Nevermind the fact that in the last several election cycles, most businesses donated almost equally to both the Republican and Democratic parties. Where they don't give equally, it is based on who they think has the best chance of winning, not ideology. They want to support whoever will eventually be sitting on the Ways and Means Committee--regardless of political party. Ignore also the fact that few businesses are controlled by some small cabal of middle aged white males who, along with trying to gain monopolistic control of their industry, work tirelessly towards their ultimate goal of playing puppetmaster with the US government. Come on. Aren't we too old for these crazy conspiracy theories?

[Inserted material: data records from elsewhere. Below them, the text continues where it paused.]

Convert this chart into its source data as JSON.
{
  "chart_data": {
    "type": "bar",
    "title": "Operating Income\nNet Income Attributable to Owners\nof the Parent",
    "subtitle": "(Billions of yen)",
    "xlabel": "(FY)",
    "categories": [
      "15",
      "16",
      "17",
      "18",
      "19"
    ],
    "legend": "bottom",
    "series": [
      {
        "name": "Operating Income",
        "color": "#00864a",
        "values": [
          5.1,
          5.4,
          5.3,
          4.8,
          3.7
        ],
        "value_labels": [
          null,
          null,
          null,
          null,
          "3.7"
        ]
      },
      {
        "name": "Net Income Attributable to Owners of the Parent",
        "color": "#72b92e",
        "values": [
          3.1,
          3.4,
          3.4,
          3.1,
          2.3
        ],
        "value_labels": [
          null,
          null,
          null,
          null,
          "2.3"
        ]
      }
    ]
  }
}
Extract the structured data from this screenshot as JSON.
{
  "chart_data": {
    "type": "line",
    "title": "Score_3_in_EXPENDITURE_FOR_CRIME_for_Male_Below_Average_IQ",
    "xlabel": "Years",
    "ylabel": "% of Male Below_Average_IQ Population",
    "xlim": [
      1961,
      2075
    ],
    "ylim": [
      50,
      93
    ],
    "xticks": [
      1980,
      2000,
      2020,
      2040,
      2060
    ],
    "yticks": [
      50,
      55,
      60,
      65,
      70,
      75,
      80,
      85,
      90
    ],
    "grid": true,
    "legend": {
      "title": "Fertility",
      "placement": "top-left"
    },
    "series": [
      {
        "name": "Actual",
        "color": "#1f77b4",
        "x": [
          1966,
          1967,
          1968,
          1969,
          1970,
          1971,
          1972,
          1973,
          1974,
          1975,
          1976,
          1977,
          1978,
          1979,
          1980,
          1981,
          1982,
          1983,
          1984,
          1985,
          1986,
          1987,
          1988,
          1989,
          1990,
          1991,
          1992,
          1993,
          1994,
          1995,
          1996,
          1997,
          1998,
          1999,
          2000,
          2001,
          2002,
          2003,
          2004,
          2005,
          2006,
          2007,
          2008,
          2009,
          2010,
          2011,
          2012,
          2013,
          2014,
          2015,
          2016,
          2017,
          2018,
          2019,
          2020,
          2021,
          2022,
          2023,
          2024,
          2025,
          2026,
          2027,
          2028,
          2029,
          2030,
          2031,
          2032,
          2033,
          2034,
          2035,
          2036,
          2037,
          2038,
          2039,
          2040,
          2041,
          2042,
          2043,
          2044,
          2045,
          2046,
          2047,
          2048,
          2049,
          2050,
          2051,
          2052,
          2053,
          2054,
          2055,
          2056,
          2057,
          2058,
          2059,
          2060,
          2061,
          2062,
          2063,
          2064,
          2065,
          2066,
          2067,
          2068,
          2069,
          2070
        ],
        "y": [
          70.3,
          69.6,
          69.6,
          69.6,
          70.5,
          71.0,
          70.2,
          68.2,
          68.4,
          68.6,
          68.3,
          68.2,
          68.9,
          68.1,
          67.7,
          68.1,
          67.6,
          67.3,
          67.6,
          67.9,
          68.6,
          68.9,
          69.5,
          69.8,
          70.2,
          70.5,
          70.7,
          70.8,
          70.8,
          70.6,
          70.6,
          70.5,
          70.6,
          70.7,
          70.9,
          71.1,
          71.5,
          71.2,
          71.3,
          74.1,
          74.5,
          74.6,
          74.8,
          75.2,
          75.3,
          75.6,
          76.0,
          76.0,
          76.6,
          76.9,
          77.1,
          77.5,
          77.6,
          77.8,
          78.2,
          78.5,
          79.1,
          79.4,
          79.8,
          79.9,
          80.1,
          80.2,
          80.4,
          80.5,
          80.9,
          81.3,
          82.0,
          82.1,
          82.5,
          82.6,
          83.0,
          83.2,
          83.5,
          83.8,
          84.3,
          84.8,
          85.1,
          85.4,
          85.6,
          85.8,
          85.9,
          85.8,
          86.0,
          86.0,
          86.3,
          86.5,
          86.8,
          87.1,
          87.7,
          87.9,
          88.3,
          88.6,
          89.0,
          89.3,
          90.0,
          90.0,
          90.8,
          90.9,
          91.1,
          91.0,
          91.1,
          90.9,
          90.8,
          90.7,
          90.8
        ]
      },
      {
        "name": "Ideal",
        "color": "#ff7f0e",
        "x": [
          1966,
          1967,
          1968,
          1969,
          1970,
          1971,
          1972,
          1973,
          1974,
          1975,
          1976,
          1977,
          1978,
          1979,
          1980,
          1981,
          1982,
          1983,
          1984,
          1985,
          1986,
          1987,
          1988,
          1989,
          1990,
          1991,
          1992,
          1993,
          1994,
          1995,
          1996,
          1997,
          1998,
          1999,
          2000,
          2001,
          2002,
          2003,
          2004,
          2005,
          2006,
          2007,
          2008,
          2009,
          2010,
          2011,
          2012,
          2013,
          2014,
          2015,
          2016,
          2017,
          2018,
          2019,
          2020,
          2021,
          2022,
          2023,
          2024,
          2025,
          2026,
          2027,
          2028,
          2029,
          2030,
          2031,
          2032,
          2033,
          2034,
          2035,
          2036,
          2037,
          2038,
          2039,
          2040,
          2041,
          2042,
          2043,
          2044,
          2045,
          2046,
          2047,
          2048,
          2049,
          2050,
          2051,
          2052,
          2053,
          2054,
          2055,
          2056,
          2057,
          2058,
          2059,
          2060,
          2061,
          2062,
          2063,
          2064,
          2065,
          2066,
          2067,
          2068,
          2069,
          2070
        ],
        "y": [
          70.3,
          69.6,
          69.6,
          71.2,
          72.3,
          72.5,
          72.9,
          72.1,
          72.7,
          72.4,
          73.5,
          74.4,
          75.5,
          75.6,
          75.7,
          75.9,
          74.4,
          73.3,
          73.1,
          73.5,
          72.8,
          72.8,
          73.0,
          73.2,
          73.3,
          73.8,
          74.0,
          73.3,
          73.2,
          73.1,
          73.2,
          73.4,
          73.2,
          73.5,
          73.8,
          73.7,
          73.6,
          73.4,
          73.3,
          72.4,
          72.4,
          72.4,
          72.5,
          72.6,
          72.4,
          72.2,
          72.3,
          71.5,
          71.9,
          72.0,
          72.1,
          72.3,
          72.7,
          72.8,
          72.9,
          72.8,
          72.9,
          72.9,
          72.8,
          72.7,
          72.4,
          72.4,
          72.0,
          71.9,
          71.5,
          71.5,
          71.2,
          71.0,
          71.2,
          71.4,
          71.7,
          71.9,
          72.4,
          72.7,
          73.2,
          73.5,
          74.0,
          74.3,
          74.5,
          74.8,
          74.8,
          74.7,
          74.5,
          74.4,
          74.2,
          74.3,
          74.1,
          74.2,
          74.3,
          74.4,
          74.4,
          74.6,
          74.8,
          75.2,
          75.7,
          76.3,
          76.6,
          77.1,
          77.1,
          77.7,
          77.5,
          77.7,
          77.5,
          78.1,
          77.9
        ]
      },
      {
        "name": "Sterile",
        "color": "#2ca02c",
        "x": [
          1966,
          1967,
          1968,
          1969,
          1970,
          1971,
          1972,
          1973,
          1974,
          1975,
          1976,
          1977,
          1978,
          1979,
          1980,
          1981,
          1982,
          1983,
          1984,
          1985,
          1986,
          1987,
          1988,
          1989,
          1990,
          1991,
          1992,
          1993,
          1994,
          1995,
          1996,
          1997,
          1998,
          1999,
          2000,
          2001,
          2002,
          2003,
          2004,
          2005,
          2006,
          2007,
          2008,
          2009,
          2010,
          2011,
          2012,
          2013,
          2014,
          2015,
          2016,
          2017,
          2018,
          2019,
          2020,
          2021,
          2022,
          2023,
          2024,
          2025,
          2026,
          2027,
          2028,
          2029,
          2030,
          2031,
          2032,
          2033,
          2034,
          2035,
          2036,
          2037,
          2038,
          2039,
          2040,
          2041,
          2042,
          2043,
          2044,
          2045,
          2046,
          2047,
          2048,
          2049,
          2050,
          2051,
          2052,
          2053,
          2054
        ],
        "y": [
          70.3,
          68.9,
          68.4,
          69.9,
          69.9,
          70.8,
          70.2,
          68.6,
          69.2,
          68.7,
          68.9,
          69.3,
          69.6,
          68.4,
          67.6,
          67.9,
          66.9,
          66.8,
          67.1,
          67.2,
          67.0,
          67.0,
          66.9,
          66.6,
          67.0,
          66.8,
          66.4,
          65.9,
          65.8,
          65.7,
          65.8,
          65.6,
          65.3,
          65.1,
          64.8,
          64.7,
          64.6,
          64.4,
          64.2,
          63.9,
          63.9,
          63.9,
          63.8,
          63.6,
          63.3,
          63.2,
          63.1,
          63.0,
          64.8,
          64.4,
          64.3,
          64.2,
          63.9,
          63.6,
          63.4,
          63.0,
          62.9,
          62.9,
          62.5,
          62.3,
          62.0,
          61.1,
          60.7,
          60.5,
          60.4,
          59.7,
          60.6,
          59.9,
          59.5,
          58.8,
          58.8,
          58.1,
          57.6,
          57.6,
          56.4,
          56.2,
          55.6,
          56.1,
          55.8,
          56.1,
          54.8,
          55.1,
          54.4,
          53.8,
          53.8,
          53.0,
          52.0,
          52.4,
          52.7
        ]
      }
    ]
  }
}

Capitalism, markets, business--these things are neither Republican or Democrat, conservative or liberal. The market is neither moral nor immoral. It seeks only profit. This guiding principle applies equally to the media. If a corporate interest believes ratings will rise and with it their profits, they will keep Rosie O'Donnell on the air until the public tires of her. If Jon Stewart or Stephen Colbert or Keith Olbermann makes them money, they will continue to fund production of their shows. The same thing applies (obviously) to conservative media. These businesses didn't pull their advertising from Air America because of politics, they stopped buying airtime because Air America didn't have enough listeners.

Wake up. If there are dollars to be made, and one company will ignore the opportunity because of some ideological difference, you can bet your bottom dollar that their competitor will step in and take advantage of the opening. They don't care if Democrats, Republicans, Communists or Atheists buy their widgets, they just want to make a profit. That's business. That's capitalism. That's the amoral market.